I'm so excited to be involved in this (free, online!) event on the theme of failure, in particular its relation to temporalities of care. This event is one of a series organised as part of Kingston's Race/Gender Matters research group. It will feature guest speaker Lisa Baraitser, Birkbeck, who will give a short talk, followed by a discussion around the event's themes with Katie Hall and myself. It's open to all, so please check out the details below!


Lisa Baraitser (Birkbeck): Care again, Care better: the temporalities of failure and repair


Online, Wednesday 13 January 2021, 6pm-7.15pm


Failure fascinates. Its violence and its inevitability can be gripping; equally, it has the capacity to reveal how our lives are defined by restrictive notions of success. As Jack Halberstam argues in The Queer Art of Failure, failure may even provide the basis for resistance – though any engagement with failure’s generative potential must simultaneously acknowledge its associated hardships and exclusions.


In her examination of practices of care, including motherhood, Lisa Baraitser addresses the relationship between care and failure.
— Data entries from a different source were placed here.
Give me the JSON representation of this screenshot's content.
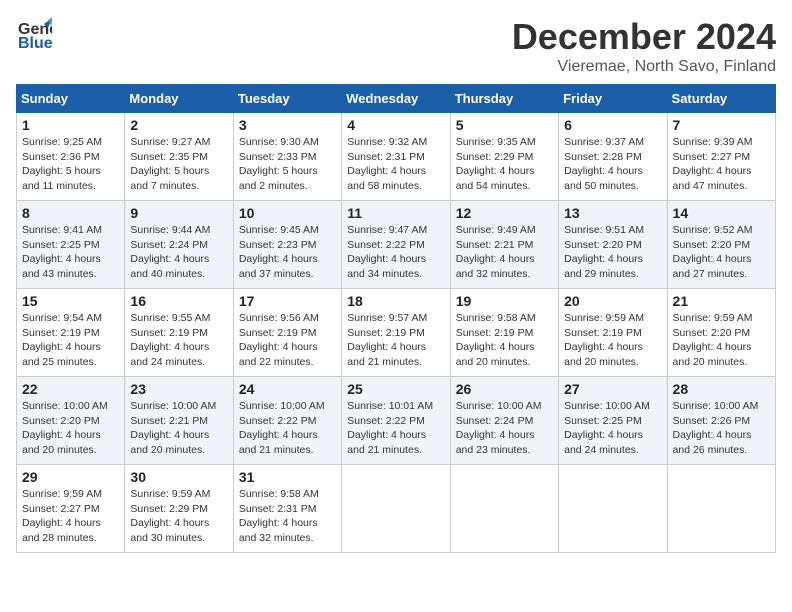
{
  "logo": {
    "line1": "General",
    "line2": "Blue"
  },
  "title": "December 2024",
  "subtitle": "Vieremae, North Savo, Finland",
  "days_of_week": [
    "Sunday",
    "Monday",
    "Tuesday",
    "Wednesday",
    "Thursday",
    "Friday",
    "Saturday"
  ],
  "weeks": [
    [
      {
        "day": "1",
        "sunrise": "Sunrise: 9:25 AM",
        "sunset": "Sunset: 2:36 PM",
        "daylight": "Daylight: 5 hours and 11 minutes."
      },
      {
        "day": "2",
        "sunrise": "Sunrise: 9:27 AM",
        "sunset": "Sunset: 2:35 PM",
        "daylight": "Daylight: 5 hours and 7 minutes."
      },
      {
        "day": "3",
        "sunrise": "Sunrise: 9:30 AM",
        "sunset": "Sunset: 2:33 PM",
        "daylight": "Daylight: 5 hours and 2 minutes."
      },
      {
        "day": "4",
        "sunrise": "Sunrise: 9:32 AM",
        "sunset": "Sunset: 2:31 PM",
        "daylight": "Daylight: 4 hours and 58 minutes."
      },
      {
        "day": "5",
        "sunrise": "Sunrise: 9:35 AM",
        "sunset": "Sunset: 2:29 PM",
        "daylight": "Daylight: 4 hours and 54 minutes."
      },
      {
        "day": "6",
        "sunrise": "Sunrise: 9:37 AM",
        "sunset": "Sunset: 2:28 PM",
        "daylight": "Daylight: 4 hours and 50 minutes."
      },
      {
        "day": "7",
        "sunrise": "Sunrise: 9:39 AM",
        "sunset": "Sunset: 2:27 PM",
        "daylight": "Daylight: 4 hours and 47 minutes."
      }
    ],
    [
      {
        "day": "8",
        "sunrise": "Sunrise: 9:41 AM",
        "sunset": "Sunset: 2:25 PM",
        "daylight": "Daylight: 4 hours and 43 minutes."
      },
      {
        "day": "9",
        "sunrise": "Sunrise: 9:44 AM",
        "sunset": "Sunset: 2:24 PM",
        "daylight": "Daylight: 4 hours and 40 minutes."
      },
      {
        "day": "10",
        "sunrise": "Sunrise: 9:45 AM",
        "sunset": "Sunset: 2:23 PM",
        "daylight": "Daylight: 4 hours and 37 minutes."
      },
      {
        "day": "11",
        "sunrise": "Sunrise: 9:47 AM",
        "sunset": "Sunset: 2:22 PM",
        "daylight": "Daylight: 4 hours and 34 minutes."
      },
      {
        "day": "12",
        "sunrise": "Sunrise: 9:49 AM",
        "sunset": "Sunset: 2:21 PM",
        "daylight": "Daylight: 4 hours and 32 minutes."
      },
      {
        "day": "13",
        "sunrise": "Sunrise: 9:51 AM",
        "sunset": "Sunset: 2:20 PM",
        "daylight": "Daylight: 4 hours and 29 minutes."
      },
      {
        "day": "14",
        "sunrise": "Sunrise: 9:52 AM",
        "sunset": "Sunset: 2:20 PM",
        "daylight": "Daylight: 4 hours and 27 minutes."
      }
    ],
    [
      {
        "day": "15",
        "sunrise": "Sunrise: 9:54 AM",
        "sunset": "Sunset: 2:19 PM",
        "daylight": "Daylight: 4 hours and 25 minutes."
      },
      {
        "day": "16",
        "sunrise": "Sunrise: 9:55 AM",
        "sunset": "Sunset: 2:19 PM",
        "daylight": "Daylight: 4 hours and 24 minutes."
      },
      {
        "day": "17",
        "sunrise": "Sunrise: 9:56 AM",
        "sunset": "Sunset: 2:19 PM",
        "daylight": "Daylight: 4 hours and 22 minutes."
      },
      {
        "day": "18",
        "sunrise": "Sunrise: 9:57 AM",
        "sunset": "Sunset: 2:19 PM",
        "daylight": "Daylight: 4 hours and 21 minutes."
      },
      {
        "day": "19",
        "sunrise": "Sunrise: 9:58 AM",
        "sunset": "Sunset: 2:19 PM",
        "daylight": "Daylight: 4 hours and 20 minutes."
      },
      {
        "day": "20",
        "sunrise": "Sunrise: 9:59 AM",
        "sunset": "Sunset: 2:19 PM",
        "daylight": "Daylight: 4 hours and 20 minutes."
      },
      {
        "day": "21",
        "sunrise": "Sunrise: 9:59 AM",
        "sunset": "Sunset: 2:20 PM",
        "daylight": "Daylight: 4 hours and 20 minutes."
      }
    ],
    [
      {
        "day": "22",
        "sunrise": "Sunrise: 10:00 AM",
        "sunset": "Sunset: 2:20 PM",
        "daylight": "Daylight: 4 hours and 20 minutes."
      },
      {
        "day": "23",
        "sunrise": "Sunrise: 10:00 AM",
        "sunset": "Sunset: 2:21 PM",
        "daylight": "Daylight: 4 hours and 20 minutes."
      },
      {
        "day": "24",
        "sunrise": "Sunrise: 10:00 AM",
        "sunset": "Sunset: 2:22 PM",
        "daylight": "Daylight: 4 hours and 21 minutes."
      },
      {
        "day": "25",
        "sunrise": "Sunrise: 10:01 AM",
        "sunset": "Sunset: 2:22 PM",
        "daylight": "Daylight: 4 hours and 21 minutes."
      },
      {
        "day": "26",
        "sunrise": "Sunrise: 10:00 AM",
        "sunset": "Sunset: 2:24 PM",
        "daylight": "Daylight: 4 hours and 23 minutes."
      },
      {
        "day": "27",
        "sunrise": "Sunrise: 10:00 AM",
        "sunset": "Sunset: 2:25 PM",
        "daylight": "Daylight: 4 hours and 24 minutes."
      },
      {
        "day": "28",
        "sunrise": "Sunrise: 10:00 AM",
        "sunset": "Sunset: 2:26 PM",
        "daylight": "Daylight: 4 hours and 26 minutes."
      }
    ],
    [
      {
        "day": "29",
        "sunrise": "Sunrise: 9:59 AM",
        "sunset": "Sunset: 2:27 PM",
        "daylight": "Daylight: 4 hours and 28 minutes."
      },
      {
        "day": "30",
        "sunrise": "Sunrise: 9:59 AM",
        "sunset": "Sunset: 2:29 PM",
        "daylight": "Daylight: 4 hours and 30 minutes."
      },
      {
        "day": "31",
        "sunrise": "Sunrise: 9:58 AM",
        "sunset": "Sunset: 2:31 PM",
        "daylight": "Daylight: 4 hours and 32 minutes."
      },
      null,
      null,
      null,
      null
    ]
  ]
}
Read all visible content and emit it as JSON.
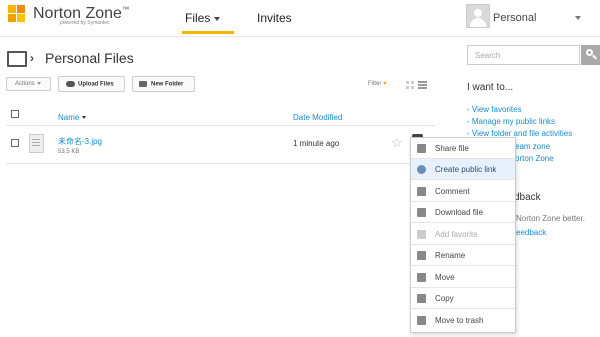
{
  "header": {
    "brand": "Norton Zone",
    "brand_tm": "™",
    "brand_sub": "powered by Symantec",
    "nav": [
      {
        "label": "Files"
      },
      {
        "label": "Invites"
      }
    ],
    "user_name": "Personal"
  },
  "breadcrumb": {
    "title": "Personal Files"
  },
  "toolbar": {
    "actions_label": "Actions",
    "upload_label": "Upload Files",
    "new_folder_label": "New Folder",
    "filter_label": "Filter"
  },
  "table": {
    "columns": [
      "Name",
      "Date Modified"
    ],
    "rows": [
      {
        "name": "未命名-3.jpg",
        "size": "53.5 KB",
        "modified": "1 minute ago"
      }
    ]
  },
  "context_menu": {
    "items": [
      {
        "label": "Share file",
        "icon": "share-icon"
      },
      {
        "label": "Create public link",
        "icon": "link-icon"
      },
      {
        "label": "Comment",
        "icon": "comment-icon"
      },
      {
        "label": "Download file",
        "icon": "download-icon"
      },
      {
        "label": "Add favorite",
        "icon": "star-icon"
      },
      {
        "label": "Rename",
        "icon": "pencil-icon"
      },
      {
        "label": "Move",
        "icon": "move-icon"
      },
      {
        "label": "Copy",
        "icon": "copy-icon"
      },
      {
        "label": "Move to trash",
        "icon": "trash-icon"
      }
    ]
  },
  "sidebar": {
    "search_placeholder": "Search",
    "want_title": "I want to...",
    "links": [
      "- View favorites",
      "- Manage my public links",
      "- View folder and file activities"
    ],
    "partial_link_1": "eam zone",
    "partial_link_2": "orton Zone",
    "feedback_title": "dback",
    "feedback_text": "Norton Zone better.",
    "feedback_link": "eedback"
  },
  "colors": {
    "accent": "#f7b500",
    "link": "#1a8bc8"
  }
}
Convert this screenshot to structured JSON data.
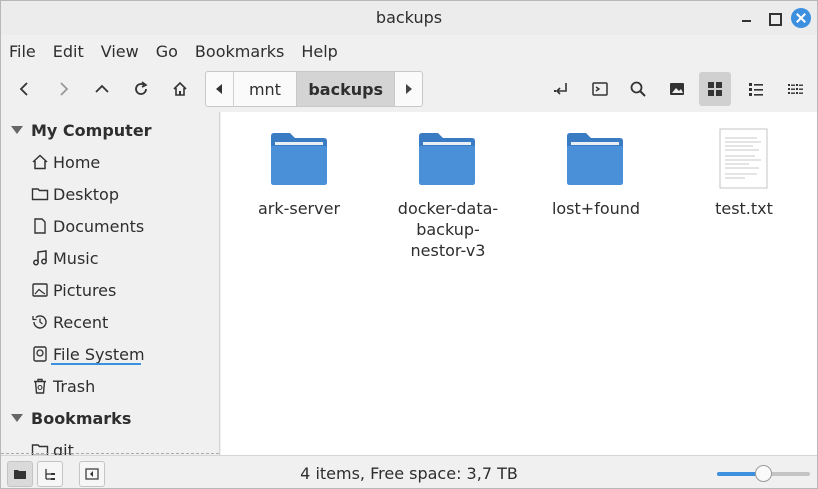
{
  "window": {
    "title": "backups"
  },
  "menu": [
    "File",
    "Edit",
    "View",
    "Go",
    "Bookmarks",
    "Help"
  ],
  "toolbar": {
    "nav_icons": [
      "back-icon",
      "forward-icon",
      "up-icon",
      "reload-icon",
      "home-icon"
    ],
    "path": [
      "mnt",
      "backups"
    ],
    "right_icons": [
      "open-terminal-here-icon",
      "terminal-icon",
      "search-icon",
      "thumbnail-icon",
      "icon-view-icon",
      "list-view-icon",
      "compact-view-icon"
    ],
    "active_view": "icon-view"
  },
  "sidebar": {
    "sections": [
      {
        "label": "My Computer",
        "items": [
          {
            "label": "Home",
            "icon": "home-icon"
          },
          {
            "label": "Desktop",
            "icon": "folder-icon"
          },
          {
            "label": "Documents",
            "icon": "document-icon"
          },
          {
            "label": "Music",
            "icon": "music-icon"
          },
          {
            "label": "Pictures",
            "icon": "picture-icon"
          },
          {
            "label": "Recent",
            "icon": "recent-icon"
          },
          {
            "label": "File System",
            "icon": "drive-icon"
          },
          {
            "label": "Trash",
            "icon": "trash-icon"
          }
        ]
      },
      {
        "label": "Bookmarks",
        "items": [
          {
            "label": "git",
            "icon": "folder-icon"
          }
        ]
      }
    ]
  },
  "files": [
    {
      "name": "ark-server",
      "type": "folder"
    },
    {
      "name": "docker-data-backup-nestor-v3",
      "display_lines": [
        "docker-data-",
        "backup-",
        "nestor-v3"
      ],
      "type": "folder"
    },
    {
      "name": "lost+found",
      "type": "folder"
    },
    {
      "name": "test.txt",
      "type": "text"
    }
  ],
  "statusbar": {
    "text": "4 items, Free space: 3,7 TB",
    "zoom_fraction": 0.5
  },
  "colors": {
    "accent": "#3d8fe0",
    "folder": "#4a90d9",
    "folder_dark": "#3a7cc4"
  }
}
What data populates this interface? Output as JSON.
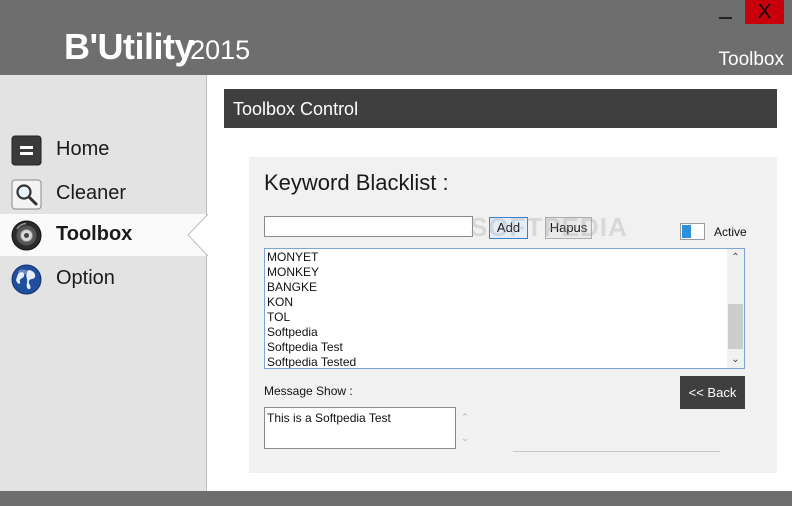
{
  "app": {
    "title_main": "B'Utility",
    "title_year": "2015",
    "section": "Toolbox",
    "minimize_label": "",
    "close_label": "X"
  },
  "sidebar": {
    "items": [
      {
        "label": "Home",
        "icon": "home-icon",
        "active": false
      },
      {
        "label": "Cleaner",
        "icon": "magnifier-icon",
        "active": false
      },
      {
        "label": "Toolbox",
        "icon": "toolbox-disc-icon",
        "active": true
      },
      {
        "label": "Option",
        "icon": "globe-icon",
        "active": false
      }
    ]
  },
  "panel": {
    "header": "Toolbox Control",
    "title": "Keyword Blacklist  :",
    "keyword_input_value": "",
    "add_label": "Add",
    "hapus_label": "Hapus",
    "watermark": "SOFTPEDIA",
    "toggle_label": "Active",
    "toggle_on": true,
    "keywords": [
      "MONYET",
      "MONKEY",
      "BANGKE",
      "KON",
      "TOL",
      "Softpedia",
      "Softpedia Test",
      "Softpedia Tested"
    ],
    "message_label": "Message Show :",
    "message_value": "This is a Softpedia Test",
    "back_label": "<< Back"
  },
  "colors": {
    "header_bg": "#6e6e6e",
    "panel_header_bg": "#3f3f3f",
    "close_bg": "#c8000c",
    "toggle_accent": "#2b8fd9",
    "sidebar_bg": "#e3e3e3"
  }
}
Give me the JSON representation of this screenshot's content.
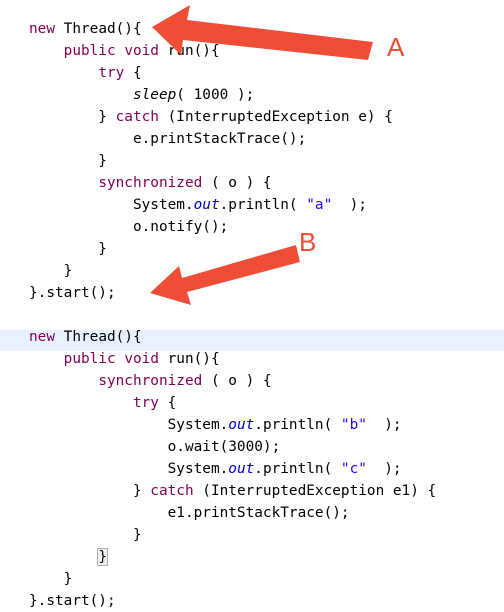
{
  "colors": {
    "keyword": "#7f0055",
    "static_field": "#0000c0",
    "string": "#2a00ff",
    "text": "#000000",
    "current_line": "#e8f2fe",
    "annotation": "#f04d36"
  },
  "code": {
    "lines": [
      [
        {
          "t": "new",
          "c": "kw"
        },
        {
          "t": " Thread(){"
        }
      ],
      [
        {
          "t": "    "
        },
        {
          "t": "public",
          "c": "kw"
        },
        {
          "t": " "
        },
        {
          "t": "void",
          "c": "kw"
        },
        {
          "t": " run(){"
        }
      ],
      [
        {
          "t": "        "
        },
        {
          "t": "try",
          "c": "kw"
        },
        {
          "t": " {"
        }
      ],
      [
        {
          "t": "            "
        },
        {
          "t": "sleep",
          "c": "it"
        },
        {
          "t": "( 1000 );"
        }
      ],
      [
        {
          "t": "        } "
        },
        {
          "t": "catch",
          "c": "kw"
        },
        {
          "t": " (InterruptedException e) {"
        }
      ],
      [
        {
          "t": "            e.printStackTrace();"
        }
      ],
      [
        {
          "t": "        }"
        }
      ],
      [
        {
          "t": "        "
        },
        {
          "t": "synchronized",
          "c": "kw"
        },
        {
          "t": " ( o ) {"
        }
      ],
      [
        {
          "t": "            System."
        },
        {
          "t": "out",
          "c": "fld"
        },
        {
          "t": ".println( "
        },
        {
          "t": "\"a\"",
          "c": "str"
        },
        {
          "t": "  );"
        }
      ],
      [
        {
          "t": "            o.notify();"
        }
      ],
      [
        {
          "t": "        }"
        }
      ],
      [
        {
          "t": "    }"
        }
      ],
      [
        {
          "t": "}.start();"
        }
      ],
      [],
      [
        {
          "t": "new",
          "c": "kw"
        },
        {
          "t": " Thread(){"
        }
      ],
      [
        {
          "t": "    "
        },
        {
          "t": "public",
          "c": "kw"
        },
        {
          "t": " "
        },
        {
          "t": "void",
          "c": "kw"
        },
        {
          "t": " run(){"
        }
      ],
      [
        {
          "t": "        "
        },
        {
          "t": "synchronized",
          "c": "kw"
        },
        {
          "t": " ( o ) {"
        }
      ],
      [
        {
          "t": "            "
        },
        {
          "t": "try",
          "c": "kw"
        },
        {
          "t": " {"
        }
      ],
      [
        {
          "t": "                System."
        },
        {
          "t": "out",
          "c": "fld"
        },
        {
          "t": ".println( "
        },
        {
          "t": "\"b\"",
          "c": "str"
        },
        {
          "t": "  );"
        }
      ],
      [
        {
          "t": "                o.wait(3000);"
        }
      ],
      [
        {
          "t": "                System."
        },
        {
          "t": "out",
          "c": "fld"
        },
        {
          "t": ".println( "
        },
        {
          "t": "\"c\"",
          "c": "str"
        },
        {
          "t": "  );"
        }
      ],
      [
        {
          "t": "            } "
        },
        {
          "t": "catch",
          "c": "kw"
        },
        {
          "t": " (InterruptedException e1) {"
        }
      ],
      [
        {
          "t": "                e1.printStackTrace();"
        }
      ],
      [
        {
          "t": "            }"
        }
      ],
      [
        {
          "t": "        "
        },
        {
          "t": "}",
          "c": "box"
        }
      ],
      [
        {
          "t": "    }"
        }
      ],
      [
        {
          "t": "}.start();"
        }
      ]
    ]
  },
  "annotations": {
    "label_a": "A",
    "label_b": "B"
  }
}
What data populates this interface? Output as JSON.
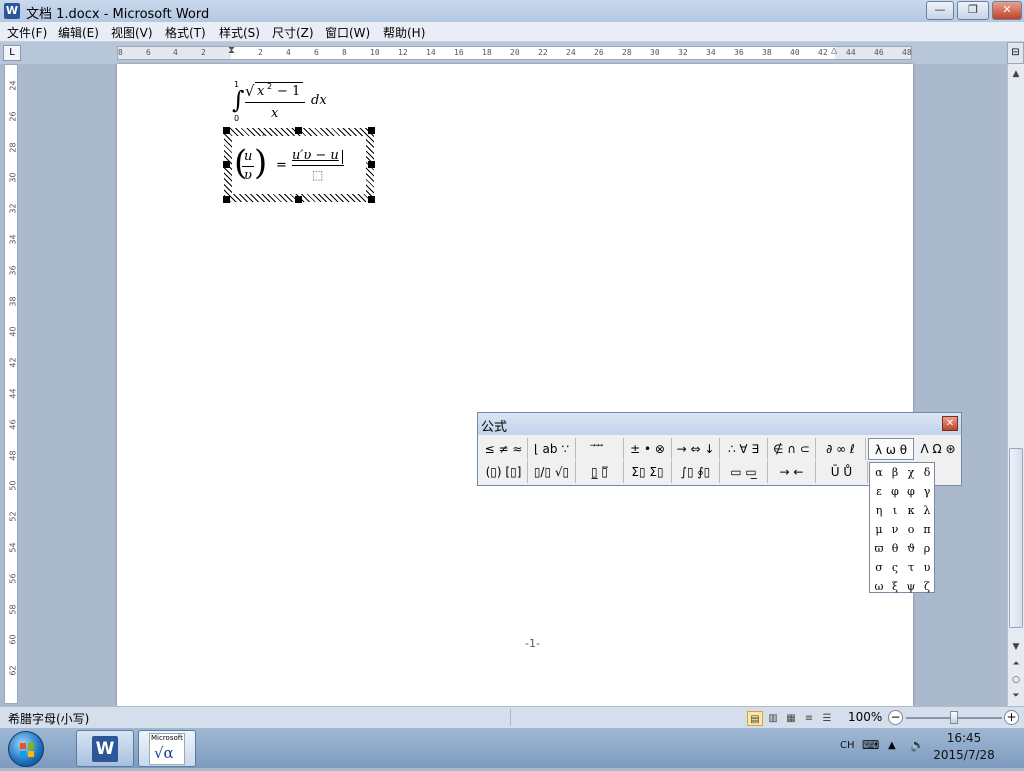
{
  "window": {
    "title": "文档 1.docx - Microsoft Word",
    "app_icon": "W",
    "min": "—",
    "max": "❐",
    "close": "✕"
  },
  "menu": [
    "文件(F)",
    "编辑(E)",
    "视图(V)",
    "格式(T)",
    "样式(S)",
    "尺寸(Z)",
    "窗口(W)",
    "帮助(H)"
  ],
  "ruler": {
    "corner": "L",
    "ticks": [
      "8",
      "6",
      "4",
      "2",
      "2",
      "4",
      "6",
      "8",
      "10",
      "12",
      "14",
      "16",
      "18",
      "20",
      "22",
      "24",
      "26",
      "28",
      "30",
      "32",
      "34",
      "36",
      "38",
      "40",
      "42",
      "44",
      "46",
      "48"
    ],
    "vticks": [
      "24",
      "26",
      "28",
      "30",
      "32",
      "34",
      "36",
      "38",
      "40",
      "42",
      "44",
      "46",
      "48",
      "50",
      "52",
      "54",
      "56",
      "58",
      "60",
      "62"
    ]
  },
  "document": {
    "integral": {
      "upper": "1",
      "lower": "0",
      "radicand_var": "x",
      "radicand_exp": "2",
      "radicand_rest": "− 1",
      "den": "x",
      "dx": "dx"
    },
    "derivative": {
      "num": "u",
      "den": "υ",
      "prime": "′",
      "equals": "=",
      "rhs_num": "u′υ − u",
      "rhs_den": "⬚"
    },
    "page_number": "-1-"
  },
  "equation_toolbar": {
    "title": "公式",
    "close": "✕",
    "row1": [
      "≤ ≠ ≈",
      "⌊ ab ∵",
      "⃗ ⃗ ⃗",
      "± • ⊗",
      "→ ⇔ ↓",
      "∴ ∀ ∃",
      "∉ ∩ ⊂",
      "∂ ∞ ℓ",
      "λ ω θ",
      "Λ Ω ⊛"
    ],
    "row2": [
      "(▯) [▯]",
      "▯/▯ √▯",
      "▯̲ ▯̅",
      "Σ▯ Σ▯",
      "∫▯ ∮▯",
      "▭ ▭̲",
      "→ ←",
      "Ū Ů"
    ]
  },
  "greek_palette": [
    "α",
    "β",
    "χ",
    "δ",
    "ε",
    "φ",
    "φ",
    "γ",
    "η",
    "ι",
    "κ",
    "λ",
    "μ",
    "ν",
    "ο",
    "π",
    "ϖ",
    "θ",
    "ϑ",
    "ρ",
    "σ",
    "ς",
    "τ",
    "υ",
    "ω",
    "ξ",
    "ψ",
    "ζ"
  ],
  "status": {
    "text": "希腊字母(小写)",
    "zoom": "100%",
    "minus": "−",
    "plus": "+"
  },
  "taskbar": {
    "ime": "CH",
    "time": "16:45",
    "date": "2015/7/28",
    "equation_app_label": "Microsoft",
    "equation_app_symbol": "√α"
  }
}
In Enduring Time she declares: ‘Love itself is always already ambivalent, being experienced as distinct from destructiveness at the very point that one can recognize that the two have come together, when we come to understand, that is, that care entails understanding failures of care.’


Thus failure is not a simple opposite of success, or adequacy, but rather is something that haunts these positions – always present and always telling us something. Through such haunting, failure can reveal structures that might otherwise remain invisible. Lisa Baraitser’s talk, the following discussion led by Kingston PhD students Anna Johnson and Katie Hall, and a concluding Q&A will explore the complexities of failure and its possible relations to practices of care, politics, ethics, time, creativity and more.


Lisa Baraitser is Professor of Psychosocial Theory at Birkbeck, University of London. She is the author of Maternal Encounters: The Ethics of Interruption (Routledge, 2009) and Enduring Time (Bloomsbury 2017), and has written widely on motherhood, psychoanalysis, care and time. She is currently co-PI on the Wellcome Trust funded project Waiting Times, that investigates the relation between time and care in health contexts. She is a psychoanalyst, and member of the Institute of Psychoanalysis, London.